Ausflug in Maggie Thatchers England Zwischen Sozialreport und Musical

✮✮✮✮ „Blinded by the Light“ von Gurinder Chadha: Sympathisches Märchen aus der Provinz.

 Javed (Viveik Kalra) nutzt einen Schreibkurs und die Musik von Bruce Springsteen, um dem Alltag zu entfliehen.

Javed (Viveik Kalra) nutzt einen Schreibkurs und die Musik von Bruce Springsteen, um dem Alltag zu entfliehen.

Foto: Warner Bros.

Maggie Thatchers England zur Mitte der 1980er Jahre ist kein freundlicher Ort, wenn man der Sohn pakistanischer Einwanderer ist. Javed ist 17 und wäre gern Schriftsteller, aber sein Vater sieht ihn als werdenden Arbeiter, weil das bei den Männern in der Familie schon immer so war. Und irgendwo muss das Geld ja schließlich herkommen, wenn Papa gerade den Job verloren hat, während die Frauen mit Wasch- und Bügelarbeiten das Nötigste zusammenschuften. Javed fügt sich mehr schlecht als recht ins etablierte System, aber im Schreibkurs, zu dem er sich heimlich eingetragen hat, lernt er die bislang wenig beachtete Mitschülerin Eliza näher kennen, und die zeigt sich von seinen Gedichten ebenso aufrichtig begeistert wie die Kursleiterin Mrs. Clay. Noch wichtiger für Javed ist es jedoch, als ihm sein Kumpel Roops zwei Alben von Bruce Springsteen auf Kassette für den Walkman mitgibt. Die rauen Sounds und empfindsamen Songtexte von „Darkness on the Edge of Town“ und „Born in the USA“ öffnen Javeds Blick auf sich selbst und die Welt beträchtlich. Was aber auch bitter nötig ist, wenn man tagtäglich den dumpfen Rassismus der abgehängten Wohlstandsverlierer zu spüren bekommt.

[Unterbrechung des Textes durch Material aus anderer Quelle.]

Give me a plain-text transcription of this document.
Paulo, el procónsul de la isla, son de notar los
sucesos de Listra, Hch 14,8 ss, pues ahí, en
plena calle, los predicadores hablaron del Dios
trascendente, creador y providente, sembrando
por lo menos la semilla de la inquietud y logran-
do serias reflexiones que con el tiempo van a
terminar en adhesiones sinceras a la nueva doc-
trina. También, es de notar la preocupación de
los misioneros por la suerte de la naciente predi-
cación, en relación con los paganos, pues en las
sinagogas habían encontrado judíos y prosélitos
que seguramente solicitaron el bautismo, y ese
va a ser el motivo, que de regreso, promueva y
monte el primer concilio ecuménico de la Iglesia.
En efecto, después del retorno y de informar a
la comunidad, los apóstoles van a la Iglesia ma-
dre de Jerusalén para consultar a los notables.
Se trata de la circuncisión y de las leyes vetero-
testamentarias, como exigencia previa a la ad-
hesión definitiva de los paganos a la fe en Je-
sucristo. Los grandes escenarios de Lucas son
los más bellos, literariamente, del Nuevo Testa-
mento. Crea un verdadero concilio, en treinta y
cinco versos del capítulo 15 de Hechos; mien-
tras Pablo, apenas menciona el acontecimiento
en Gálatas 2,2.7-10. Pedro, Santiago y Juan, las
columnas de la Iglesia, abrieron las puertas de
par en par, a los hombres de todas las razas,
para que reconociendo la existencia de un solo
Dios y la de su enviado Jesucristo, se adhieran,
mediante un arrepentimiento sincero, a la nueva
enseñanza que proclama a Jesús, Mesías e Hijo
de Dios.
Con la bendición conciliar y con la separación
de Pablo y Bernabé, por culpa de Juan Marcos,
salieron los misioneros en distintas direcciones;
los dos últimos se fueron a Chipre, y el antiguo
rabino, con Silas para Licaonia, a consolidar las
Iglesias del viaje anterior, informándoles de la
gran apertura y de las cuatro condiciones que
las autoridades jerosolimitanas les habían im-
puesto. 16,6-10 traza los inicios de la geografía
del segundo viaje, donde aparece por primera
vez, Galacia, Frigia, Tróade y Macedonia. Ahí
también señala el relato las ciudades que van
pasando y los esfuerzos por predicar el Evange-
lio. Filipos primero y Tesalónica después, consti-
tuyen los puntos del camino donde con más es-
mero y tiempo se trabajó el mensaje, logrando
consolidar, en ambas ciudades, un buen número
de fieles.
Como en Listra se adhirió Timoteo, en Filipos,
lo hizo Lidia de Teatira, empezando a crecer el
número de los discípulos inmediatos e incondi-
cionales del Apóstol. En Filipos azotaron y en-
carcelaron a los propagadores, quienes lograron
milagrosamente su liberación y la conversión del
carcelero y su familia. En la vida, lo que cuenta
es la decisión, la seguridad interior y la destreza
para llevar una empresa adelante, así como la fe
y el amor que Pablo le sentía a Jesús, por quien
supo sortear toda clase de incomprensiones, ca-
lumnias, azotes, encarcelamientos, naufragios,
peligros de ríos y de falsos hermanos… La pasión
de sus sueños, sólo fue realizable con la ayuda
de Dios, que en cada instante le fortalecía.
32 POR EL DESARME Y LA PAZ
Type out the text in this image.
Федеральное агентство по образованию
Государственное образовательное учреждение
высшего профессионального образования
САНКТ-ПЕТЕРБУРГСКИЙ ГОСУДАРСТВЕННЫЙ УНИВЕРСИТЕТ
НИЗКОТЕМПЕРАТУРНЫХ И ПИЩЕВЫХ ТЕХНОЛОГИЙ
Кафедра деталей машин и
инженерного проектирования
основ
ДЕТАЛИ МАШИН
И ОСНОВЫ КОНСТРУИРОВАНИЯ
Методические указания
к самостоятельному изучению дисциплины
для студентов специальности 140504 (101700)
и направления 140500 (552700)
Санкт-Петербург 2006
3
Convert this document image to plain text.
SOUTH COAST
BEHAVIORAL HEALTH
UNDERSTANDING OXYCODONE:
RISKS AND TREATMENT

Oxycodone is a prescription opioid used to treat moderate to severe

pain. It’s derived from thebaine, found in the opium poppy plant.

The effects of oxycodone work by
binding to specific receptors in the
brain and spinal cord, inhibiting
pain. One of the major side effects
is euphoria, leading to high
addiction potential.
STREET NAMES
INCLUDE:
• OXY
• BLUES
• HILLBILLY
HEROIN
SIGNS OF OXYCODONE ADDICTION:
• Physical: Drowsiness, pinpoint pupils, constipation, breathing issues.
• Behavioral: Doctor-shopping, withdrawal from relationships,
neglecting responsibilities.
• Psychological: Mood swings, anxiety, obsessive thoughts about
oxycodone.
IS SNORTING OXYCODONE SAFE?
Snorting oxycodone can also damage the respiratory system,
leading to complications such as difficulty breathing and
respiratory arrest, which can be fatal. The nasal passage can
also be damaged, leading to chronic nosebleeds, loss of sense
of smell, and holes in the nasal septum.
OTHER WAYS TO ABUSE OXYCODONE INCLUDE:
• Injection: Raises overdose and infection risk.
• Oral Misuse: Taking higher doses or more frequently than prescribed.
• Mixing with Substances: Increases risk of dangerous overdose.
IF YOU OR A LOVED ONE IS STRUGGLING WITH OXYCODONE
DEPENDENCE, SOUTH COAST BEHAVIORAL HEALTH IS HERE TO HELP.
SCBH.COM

Und damit kommt ein robuster Frischluftstrom in dieses auch sonst sympathische Märchen aus der englischen Provinz geweht, dem ein autobiografischer Tatsachenbericht des Publizisten Sarfraz Mansoor zugrunde liegt. Der Film spielt im Jahre 1987, als Haargel (Studio-Line) auf beiden Seiten des Geschlechterspektrums sehr beliebt war und die Pet Shop Boys langsam, aber sicher die Vorherrschaft in den britischen Charts antraten. Bruce Springsteen hatte es sich wieder in den lärmigen Riffmustern des amerikanischen Stadionrocks gemütlich gemacht und intonierte düstere Räuberpistolen um einsame Wölfe, die sich die Wunden lecken. Die früheren LPs des Rockpoeten aus New Jersey (tatsächlich sind seine ersten zwei die besten) aber reichten manchem Teenager eine rettende Hand aus der Tristesse des Alltags, und genau zu dieser Befindlichkeit beweist Regisseurin Gurinder Chadha („Kick it like Beckham“) einmal mehr authentisches Gespür für Teenängste und die Gegenmittel dazu. Im Wechselspiel aus Sozialreport, enthusiastischem Aufbruch und einer bisweilen glänzend besetzten Musical-Euphorie (Rob Brydon als Klamottenhändler im Rock-Look der 70er Jahre) ergibt sich daraus eine stimmige heiter-besinnliche Balance mit Gute-Laune-Garantie.

GB 2019, 189 Min., Camera Zwo (Sb); Regie und Buch: Gurinder Chadha; Kamera: Ben Smithard; Musik: A.R. Rahman; Besetzung: Viveik Kalra, Kulvinder Ghir, Meera Ganatra, Aaron Phagura.